14. The method according to claim 13, which is performed at a temperature of ° C. 15. The method of claim 1, wherein said reaction step ii) is performed in the presence of water. 16. The method as claimed in claim 16, wherein the polyalkylene oxide comprises about 20
The method of claim 1, having a molecular weight of 0 to about 100,000. 17. The method of claim 17, wherein the polyalkylene oxide is about 2,
17. A polymer having a molecular weight of from 000 to about 80,000.
The described method. 18. The method of claim 18, wherein the polyalkylene oxide is about 4,
18. The composition of claim 17, having a molecular weight of from 000 to about 50,000.

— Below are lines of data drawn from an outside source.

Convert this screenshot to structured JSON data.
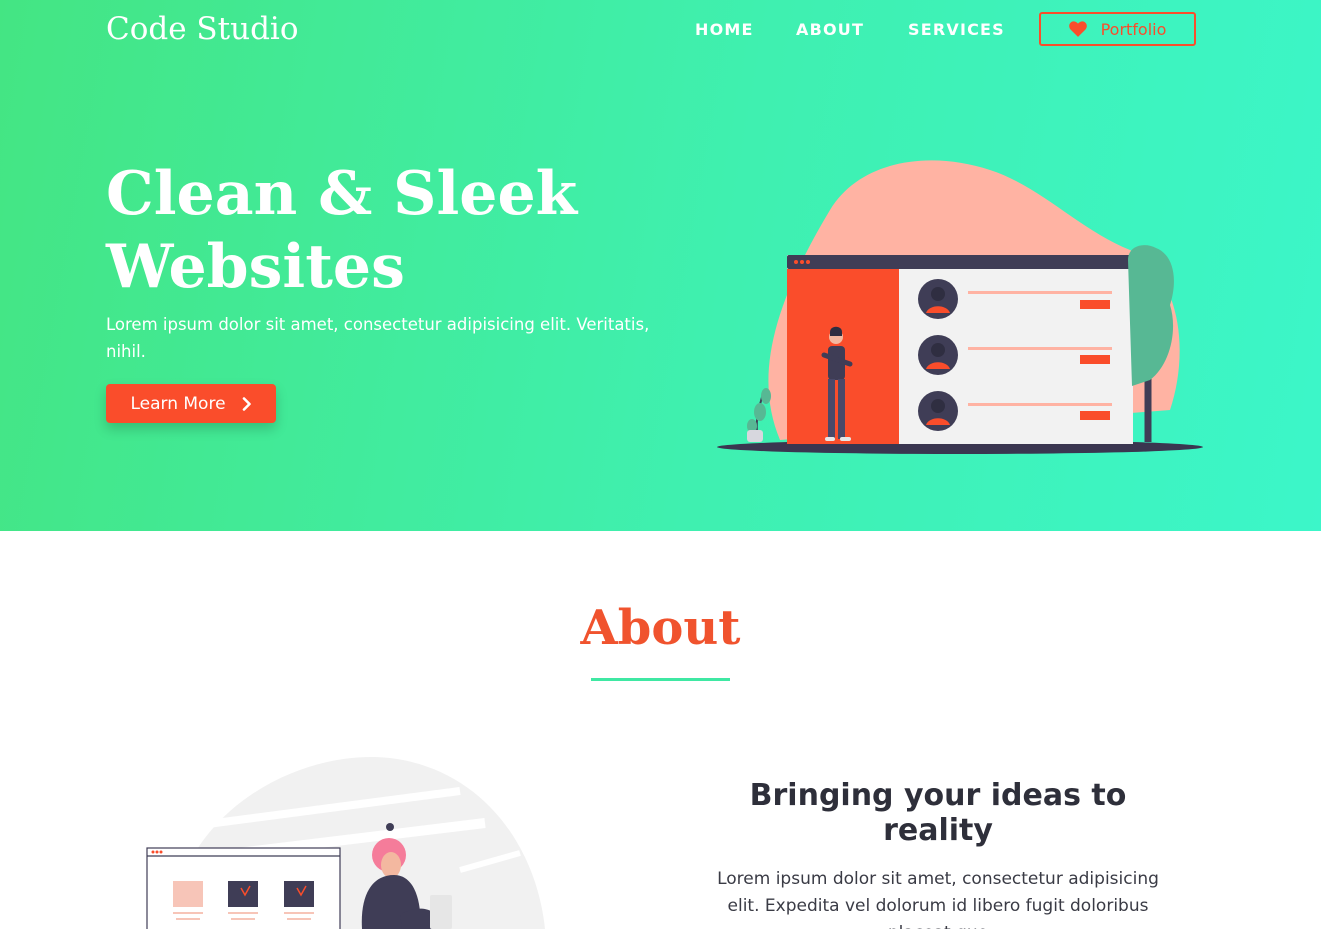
{
  "header": {
    "brand": "Code Studio",
    "nav": {
      "home": "HOME",
      "about": "ABOUT",
      "services": "SERVICES",
      "portfolio": "Portfolio"
    }
  },
  "hero": {
    "title_line1": "Clean & Sleek",
    "title_line2": "Websites",
    "text": "Lorem ipsum dolor sit amet, consectetur adipisicing elit. Veritatis, nihil.",
    "cta_label": "Learn More"
  },
  "about": {
    "title": "About",
    "subtitle": "Bringing your ideas to reality",
    "text": "Lorem ipsum dolor sit amet, consectetur adipisicing elit. Expedita vel dolorum id libero fugit doloribus placeat quo"
  },
  "icons": {
    "portfolio": "heart-icon",
    "cta": "chevron-right-icon"
  },
  "colors": {
    "accent": "#fa4d2b",
    "gradient_start": "#44e583",
    "gradient_end": "#3cf6c9",
    "heading_dark": "#2e2f3a",
    "underline": "#3fe8a3"
  }
}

The described method. 19. The method of claim 1, wherein said polyalkylene oxide carboxylic acid has a purity of greater than 92%. 20. The method of claim 19, wherein the purity of the polyalkylene oxide carboxylic acid is greater than 97%. 21. The method of claim 20, wherein said polyalkylene oxide carboxylic acid has a purity of more than 99%. 22. The method of claim 1, further comprising converting the polyalkylene oxide carboxylic acid to an amine-terminated polyalkylene oxide. 23. The method of claim 1, further comprising converting the polyalkylene oxide carboxylic acid to a succinimidyl ester terminated polyalkylene oxide. 24. The polyalkylene oxide carboxylic acid is reacted with a bioactive nucleophile under conditions sufficient to produce a bioactive conjugate, whereby the polyalkylene oxide is converted to the bioactive nucleophile. 2. The method of claim 1, further comprising attaching to the body via an ester bond. 25. The method of claim 24, wherein said biologically active nucleophile is taxol. 26. The method of claim 24, wherein said biologically active nucleophile is camptothecin. 27. The method of claim 24, wherein said biologically active nucleophile is podophyllotoxin.